Last year, WeAreTheFuture joined forces with like-minded start-up Power of Youth to form FutureX. The two companies’ offerings seemingly complemented each other, as Power of Youth fostered close relationships with entrepreneurs through retreats and small groups, and WeAreTheFuture had the infrastructure to deliver larger scale events and programmes.

“We thought if we could pull together the facilitation skills of Power of Youth with small groups of people and amplify that out to thousands of people, we can have a real meaningful impact. Scotland’s a small place and sometimes I think it’s better to consolidate and collaborate than it is to try and compete with each other,” says Walker.

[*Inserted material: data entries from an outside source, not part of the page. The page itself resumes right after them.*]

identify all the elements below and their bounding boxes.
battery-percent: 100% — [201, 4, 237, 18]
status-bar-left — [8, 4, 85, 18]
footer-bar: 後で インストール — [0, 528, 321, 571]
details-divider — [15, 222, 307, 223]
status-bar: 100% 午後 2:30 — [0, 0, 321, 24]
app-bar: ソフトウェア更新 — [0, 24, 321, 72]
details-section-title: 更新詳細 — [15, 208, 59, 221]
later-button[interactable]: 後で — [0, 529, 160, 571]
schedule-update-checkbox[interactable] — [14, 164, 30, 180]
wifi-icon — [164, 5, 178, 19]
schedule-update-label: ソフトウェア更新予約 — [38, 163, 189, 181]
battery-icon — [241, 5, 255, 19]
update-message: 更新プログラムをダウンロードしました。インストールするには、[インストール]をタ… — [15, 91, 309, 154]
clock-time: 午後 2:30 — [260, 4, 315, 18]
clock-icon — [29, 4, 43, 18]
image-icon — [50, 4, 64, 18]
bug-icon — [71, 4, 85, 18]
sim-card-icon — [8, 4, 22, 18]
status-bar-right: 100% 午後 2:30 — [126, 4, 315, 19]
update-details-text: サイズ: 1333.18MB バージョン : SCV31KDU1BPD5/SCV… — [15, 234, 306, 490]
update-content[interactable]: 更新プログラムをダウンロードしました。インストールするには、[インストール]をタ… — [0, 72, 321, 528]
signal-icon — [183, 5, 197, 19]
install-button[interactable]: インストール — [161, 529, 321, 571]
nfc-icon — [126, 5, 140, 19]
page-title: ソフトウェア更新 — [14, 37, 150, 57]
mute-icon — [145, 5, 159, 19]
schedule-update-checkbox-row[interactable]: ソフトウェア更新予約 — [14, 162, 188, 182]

He believes Scotland’s size is a two-sided coin, bringing the benefit of knowing that almost anyone you want to speak to is only a few steps away, but also the danger of getting caught up in the “Scottish bubble”. He adds: “It’s about realising that this can be your solid base, but if you really want to grow a business of scale you need to be thinking about an international market quickly. Inevitably, your competitors, wherever they may be, will be thinking the same thing.”

FutureX has certainly been busy scaling up. Over the past 12 months, the team has grown to eight, with future vacancies in the pipeline, and has branched into new business sectors, running bigger summits and working increasing closely with partners, such as Scottish Enterprise, to deliver new initiatives like the Scale summer school. In March, Sir Tom Hunter’s The Hunter Foundation agreed a three-year deal to provide financial backing for FutureX’s first Impact Summit in Glasgow.

Walker is careful not to claim part of the success of businesses FutureX has previously worked with, recognising its services as “one of many touchpoints” in their life cycle. However, he does admit to feeling a buzz when they go on to hit major milestones, citing as examples Edinburgh-based Snap40 and Dunoon-founded TickX, which in recent months have secured funding of £6 million and £3m respectively.

FutureX’s next hurdle in its audacious mission is showing that a purposeful strategy reaps rewards. Walker says: “We need to get to a place beyond just using the rhetoric around purpose and values, where you actually have to show how it works within your strategy. At the moment we’re at the early stage of just introducing that language into the world. But we’re already seeing strong signs.”